Dr. Sachin Shah

For patients suffering from chronic kidney disease, in-hospital dialysis treatment can often seem as unsettling as the illness.

One in ten Canadians lives with damaged or failed kidneys. As a result, they aren’t able to properly remove waste and unwanted water from their blood. Dialysis is an artificial way of carrying out this process when a person has typically lost 85 to 90 per cent of kidney function. Unless one receives a kidney transplant, a person must continue to have dialysis for the rest of their life.

“The tri-weekly, half-day dialysis treatments in a hospital clinic, not including time spent traveling to and from the facility, are extremely disruptive for patients, often impacting negatively on one’s family, social and work relationships,” says nephrologist Dr. Sachin Shah.

There are 546 patients from Saskatoon and central and northern Saskatchewan requiring dialysis treatment.
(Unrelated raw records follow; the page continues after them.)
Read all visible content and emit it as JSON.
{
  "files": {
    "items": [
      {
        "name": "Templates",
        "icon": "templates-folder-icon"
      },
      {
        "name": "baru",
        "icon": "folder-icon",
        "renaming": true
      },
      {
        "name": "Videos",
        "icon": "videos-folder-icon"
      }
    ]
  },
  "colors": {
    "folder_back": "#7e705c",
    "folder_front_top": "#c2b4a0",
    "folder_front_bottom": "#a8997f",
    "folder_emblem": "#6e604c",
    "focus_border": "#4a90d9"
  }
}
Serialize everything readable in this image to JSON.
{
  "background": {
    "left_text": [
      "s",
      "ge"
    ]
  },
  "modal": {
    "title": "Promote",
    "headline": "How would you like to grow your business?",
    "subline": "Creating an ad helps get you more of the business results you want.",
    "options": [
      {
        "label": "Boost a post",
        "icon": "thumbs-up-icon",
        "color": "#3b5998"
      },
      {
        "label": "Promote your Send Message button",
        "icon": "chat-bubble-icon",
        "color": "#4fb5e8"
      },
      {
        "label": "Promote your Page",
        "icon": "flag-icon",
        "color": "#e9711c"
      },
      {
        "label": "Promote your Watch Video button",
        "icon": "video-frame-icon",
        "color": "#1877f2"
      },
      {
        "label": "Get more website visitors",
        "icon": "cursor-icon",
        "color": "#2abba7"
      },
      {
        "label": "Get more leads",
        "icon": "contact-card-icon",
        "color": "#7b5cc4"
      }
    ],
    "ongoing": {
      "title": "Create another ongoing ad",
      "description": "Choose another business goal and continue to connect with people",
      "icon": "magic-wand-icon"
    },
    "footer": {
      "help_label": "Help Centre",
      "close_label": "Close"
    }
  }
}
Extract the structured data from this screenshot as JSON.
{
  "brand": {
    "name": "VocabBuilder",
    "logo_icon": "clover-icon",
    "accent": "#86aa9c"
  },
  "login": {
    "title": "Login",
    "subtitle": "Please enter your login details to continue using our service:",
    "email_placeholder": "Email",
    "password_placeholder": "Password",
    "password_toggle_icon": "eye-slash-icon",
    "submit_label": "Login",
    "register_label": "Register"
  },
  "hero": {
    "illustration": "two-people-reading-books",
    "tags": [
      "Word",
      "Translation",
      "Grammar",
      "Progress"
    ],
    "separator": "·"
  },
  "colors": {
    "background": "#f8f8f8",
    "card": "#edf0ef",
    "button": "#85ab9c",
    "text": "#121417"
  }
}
Fortunately, Saskatoon nephrologists have always been strong supporters of a “home dialysis first” approach, and this continues to be championed by Dr. Shah and his colleagues. Today, there are 173 patients doing dialysis in their homes via either hemodialysis in which blood is passed through a machine to clean it or peritoneal in which blood is cleaned inside one’s body rather than in a machine.

“Dialysis done at home gives patients control of their treatment schedule, fitting it into their lives rather than the other way around, resulting in a more normal family, work and social life while on this life-sustaining therapy,” says Dr. Shah.

Dr. Shah’s interest in home dialysis innovation was piqued during his nephrology fellowship done in London, Ontario in 2014. Training was made possible through a $72,000 fellowship awarded to Dr. Shah through RUH Foundation’s Fellowship Grants Program.

“The support from RUH Foundation and its donors allowed me to focus on learning as much as I could about home dialysis innovation. Without it, my fellowship experience would have been much less robust than what it was during the year.”

To date, the Foundation has raised and invested $1.35 million through the Saskatchewan Health Authority’s Practitioner and Staff Affairs to fund fellowships for 37 specialists to pursue sub-specialty training in a variety of areas including trauma surgery; interventional cardiology; geriatric, child and youth psychiatry and critical care neurology, to name a few.